Civil Rights Group Appeal Death Sentence of Gay Man Who Jurors Said "Would Enjoy Prison Too Much"
Charles Rhines, a gay man from South Dakota, was convicted in the 1992 stabbing death of a donut shop worker. But instead of facing a long prison sentence, the jury gave him the death penalty.
Their reason? Since he’s gay, he would ‘enjoy’ prison too much.
In June, Rhines attempted to appeal this sentence. Despite three of the jurors admitting their homophobic biases, the court refused to hear his appeal.
Enter Civil Rights groups
Now, six civil rights groups, including the ACLU and Lambda Legal, are urging the 8th Court Circuit to accept his appeal.
According to the court filing, new evidence ‘suggests that at least some members of the jury accepted the notion that life in prison without parole would be fun for a gay person – so much so that they felt it was necessary to impose the death penalty instead. In other words, significant evidence suggests that the jury may have sentenced Mr. Rhines to death based not on the facts of his case, but because he is gay.’
‘Mr. Rhines’s case represents one of the most extreme forms anti-LGBT bias can take. Evidence suggests that he has been on death row for the past 25 years because he is a gay man. The constitutional right to a fair trial must include the right to establish whether a verdict or sentence was imposed due to jury bias,’ said Lambda Legal Fair Courts Project Attorney Ethan Rice.

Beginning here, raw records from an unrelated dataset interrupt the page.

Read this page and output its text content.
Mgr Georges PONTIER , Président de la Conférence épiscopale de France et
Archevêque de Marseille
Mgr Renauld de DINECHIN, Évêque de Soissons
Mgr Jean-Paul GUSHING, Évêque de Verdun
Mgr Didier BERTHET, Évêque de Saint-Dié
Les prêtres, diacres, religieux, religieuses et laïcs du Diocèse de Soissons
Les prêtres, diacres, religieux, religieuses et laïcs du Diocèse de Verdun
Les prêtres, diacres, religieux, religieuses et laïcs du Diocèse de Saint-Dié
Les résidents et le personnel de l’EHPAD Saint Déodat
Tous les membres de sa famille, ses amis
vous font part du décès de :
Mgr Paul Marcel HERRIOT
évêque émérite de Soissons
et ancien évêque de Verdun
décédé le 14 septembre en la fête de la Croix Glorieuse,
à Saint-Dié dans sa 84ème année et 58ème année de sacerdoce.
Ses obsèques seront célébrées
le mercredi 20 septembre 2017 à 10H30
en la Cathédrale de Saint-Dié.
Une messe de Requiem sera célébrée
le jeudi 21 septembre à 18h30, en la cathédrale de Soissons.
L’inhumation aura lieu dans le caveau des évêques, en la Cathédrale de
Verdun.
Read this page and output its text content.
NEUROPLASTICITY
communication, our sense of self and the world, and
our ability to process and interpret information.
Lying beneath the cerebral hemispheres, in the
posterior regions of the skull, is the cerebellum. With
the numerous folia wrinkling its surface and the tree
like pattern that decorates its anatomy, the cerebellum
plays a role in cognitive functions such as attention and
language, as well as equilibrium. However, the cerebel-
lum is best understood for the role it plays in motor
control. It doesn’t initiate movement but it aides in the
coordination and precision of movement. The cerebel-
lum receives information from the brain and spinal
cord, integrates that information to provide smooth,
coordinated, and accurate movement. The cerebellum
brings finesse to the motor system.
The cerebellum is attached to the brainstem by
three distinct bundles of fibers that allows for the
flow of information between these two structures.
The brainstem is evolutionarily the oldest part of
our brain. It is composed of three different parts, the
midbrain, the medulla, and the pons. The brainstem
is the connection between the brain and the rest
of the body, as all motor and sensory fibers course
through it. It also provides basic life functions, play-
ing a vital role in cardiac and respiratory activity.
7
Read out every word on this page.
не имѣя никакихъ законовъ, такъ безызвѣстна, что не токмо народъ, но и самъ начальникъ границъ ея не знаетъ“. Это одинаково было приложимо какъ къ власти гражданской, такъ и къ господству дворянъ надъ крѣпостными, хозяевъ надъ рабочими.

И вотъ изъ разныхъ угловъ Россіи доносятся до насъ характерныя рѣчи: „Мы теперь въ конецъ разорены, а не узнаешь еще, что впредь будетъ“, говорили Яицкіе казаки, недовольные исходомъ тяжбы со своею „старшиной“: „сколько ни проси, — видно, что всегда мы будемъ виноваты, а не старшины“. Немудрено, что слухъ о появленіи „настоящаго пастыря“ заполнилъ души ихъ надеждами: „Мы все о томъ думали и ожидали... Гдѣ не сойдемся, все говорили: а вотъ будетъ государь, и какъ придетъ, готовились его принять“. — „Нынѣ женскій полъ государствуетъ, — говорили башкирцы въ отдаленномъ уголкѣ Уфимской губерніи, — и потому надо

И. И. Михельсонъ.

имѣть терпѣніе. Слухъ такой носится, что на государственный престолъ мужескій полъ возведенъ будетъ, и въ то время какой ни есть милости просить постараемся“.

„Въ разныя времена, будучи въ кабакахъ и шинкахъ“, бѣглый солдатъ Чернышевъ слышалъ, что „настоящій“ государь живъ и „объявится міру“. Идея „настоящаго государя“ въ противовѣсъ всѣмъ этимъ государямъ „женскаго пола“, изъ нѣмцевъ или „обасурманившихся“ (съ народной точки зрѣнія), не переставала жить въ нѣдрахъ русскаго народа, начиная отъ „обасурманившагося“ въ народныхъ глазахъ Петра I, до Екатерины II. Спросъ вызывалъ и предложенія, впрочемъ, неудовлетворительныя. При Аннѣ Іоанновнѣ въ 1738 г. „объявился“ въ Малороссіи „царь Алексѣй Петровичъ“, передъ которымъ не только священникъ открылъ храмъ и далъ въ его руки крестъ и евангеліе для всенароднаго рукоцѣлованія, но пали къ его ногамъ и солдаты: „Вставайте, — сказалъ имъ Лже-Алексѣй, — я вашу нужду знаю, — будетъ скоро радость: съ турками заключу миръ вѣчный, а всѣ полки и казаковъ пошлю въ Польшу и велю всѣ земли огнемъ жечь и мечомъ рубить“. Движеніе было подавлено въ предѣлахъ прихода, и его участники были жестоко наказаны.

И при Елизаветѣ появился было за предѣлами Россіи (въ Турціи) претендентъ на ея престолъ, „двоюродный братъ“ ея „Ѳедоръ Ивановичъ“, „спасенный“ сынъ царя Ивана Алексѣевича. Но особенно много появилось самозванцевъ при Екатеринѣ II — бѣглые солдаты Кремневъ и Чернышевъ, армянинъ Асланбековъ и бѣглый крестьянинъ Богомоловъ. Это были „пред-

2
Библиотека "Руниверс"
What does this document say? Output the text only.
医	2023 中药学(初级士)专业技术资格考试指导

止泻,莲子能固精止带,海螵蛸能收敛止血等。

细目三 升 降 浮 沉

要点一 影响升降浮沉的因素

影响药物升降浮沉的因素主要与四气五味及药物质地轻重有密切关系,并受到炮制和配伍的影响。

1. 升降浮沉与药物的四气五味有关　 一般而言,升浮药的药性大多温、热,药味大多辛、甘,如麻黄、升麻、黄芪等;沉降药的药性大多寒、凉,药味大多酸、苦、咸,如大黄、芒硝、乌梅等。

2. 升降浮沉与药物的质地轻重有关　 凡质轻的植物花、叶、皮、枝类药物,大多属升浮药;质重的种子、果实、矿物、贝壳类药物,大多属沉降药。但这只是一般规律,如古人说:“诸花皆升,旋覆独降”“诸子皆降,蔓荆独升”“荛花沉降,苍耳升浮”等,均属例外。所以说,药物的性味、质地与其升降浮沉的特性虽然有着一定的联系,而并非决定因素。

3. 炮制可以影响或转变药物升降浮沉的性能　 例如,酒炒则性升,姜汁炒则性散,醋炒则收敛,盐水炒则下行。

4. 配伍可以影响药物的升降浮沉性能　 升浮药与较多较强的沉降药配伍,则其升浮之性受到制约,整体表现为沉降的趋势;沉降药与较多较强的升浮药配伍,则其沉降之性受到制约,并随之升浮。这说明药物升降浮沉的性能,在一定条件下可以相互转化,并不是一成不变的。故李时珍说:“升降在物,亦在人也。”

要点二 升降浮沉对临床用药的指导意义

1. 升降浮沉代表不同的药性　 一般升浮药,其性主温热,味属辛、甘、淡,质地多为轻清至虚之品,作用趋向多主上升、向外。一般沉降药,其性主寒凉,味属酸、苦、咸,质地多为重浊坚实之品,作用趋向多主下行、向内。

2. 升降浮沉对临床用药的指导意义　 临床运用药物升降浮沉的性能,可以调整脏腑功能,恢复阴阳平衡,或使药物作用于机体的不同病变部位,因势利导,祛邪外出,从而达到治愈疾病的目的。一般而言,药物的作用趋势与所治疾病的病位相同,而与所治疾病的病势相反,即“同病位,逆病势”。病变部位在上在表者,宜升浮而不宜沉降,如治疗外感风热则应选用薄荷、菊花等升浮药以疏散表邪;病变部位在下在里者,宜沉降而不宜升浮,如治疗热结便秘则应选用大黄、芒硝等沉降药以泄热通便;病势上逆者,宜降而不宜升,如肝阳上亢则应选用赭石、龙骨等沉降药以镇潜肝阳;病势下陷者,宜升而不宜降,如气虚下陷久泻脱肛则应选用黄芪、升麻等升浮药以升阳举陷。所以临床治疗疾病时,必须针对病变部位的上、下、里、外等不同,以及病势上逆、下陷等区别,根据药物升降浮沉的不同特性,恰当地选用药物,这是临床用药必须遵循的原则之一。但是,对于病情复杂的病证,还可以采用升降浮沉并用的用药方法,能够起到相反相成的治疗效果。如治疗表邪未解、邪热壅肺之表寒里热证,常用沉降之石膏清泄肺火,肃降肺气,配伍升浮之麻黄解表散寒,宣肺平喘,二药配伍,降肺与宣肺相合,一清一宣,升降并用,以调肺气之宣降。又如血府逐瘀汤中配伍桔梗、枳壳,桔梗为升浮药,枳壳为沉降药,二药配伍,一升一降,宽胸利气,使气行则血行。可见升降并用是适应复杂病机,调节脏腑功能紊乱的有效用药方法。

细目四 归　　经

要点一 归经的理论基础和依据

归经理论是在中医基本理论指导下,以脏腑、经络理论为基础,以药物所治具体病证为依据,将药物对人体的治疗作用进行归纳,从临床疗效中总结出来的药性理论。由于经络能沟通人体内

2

’Lambda Legal is proud to work with the ACLU, the ACLU of South Dakota, GLBTQ Legal Advocates & Defenders, National Center for Lesbian Rights, and the National LGBT Bar Association to provide important information to the Eighth Circuit on the history of bias against LGBT people and how that bias impacts LGBT rights in the criminal legal system.’
Why it matters
The brief of these documents refer to America’s long and troubling history of anti-LGBTI discrimination.
‘Well into the twentieth century, gay people were “prohibited from most government employment, barred from military service, excluded under immigration laws, targeted by police, and burdened in their rights to associate,”’ the 5th page of the Amici Brief reads.
In the 2017 case of Peña-Rodriguez v. Colorado, the United States Supreme Court held that states ‘must consider evidence that jurors relied on racial stereotypes or animus to convict a defendant in a non-capital case.’
Attorneys for Rhines argue the principles underlying the Peña-Rodriguez v. Colorado case also apply to anti-gay bias.
‘The Eighth Circuit should allow Mr. Rhines the opportunity to present evidence that anti-gay bias was a factor in some jurors’ decisions to sentence him to death,’ his lawyers say. ‘The need for review is especially compelling because the anti-gay bias in Mr. Rhines’s case may have made the difference between life and death.’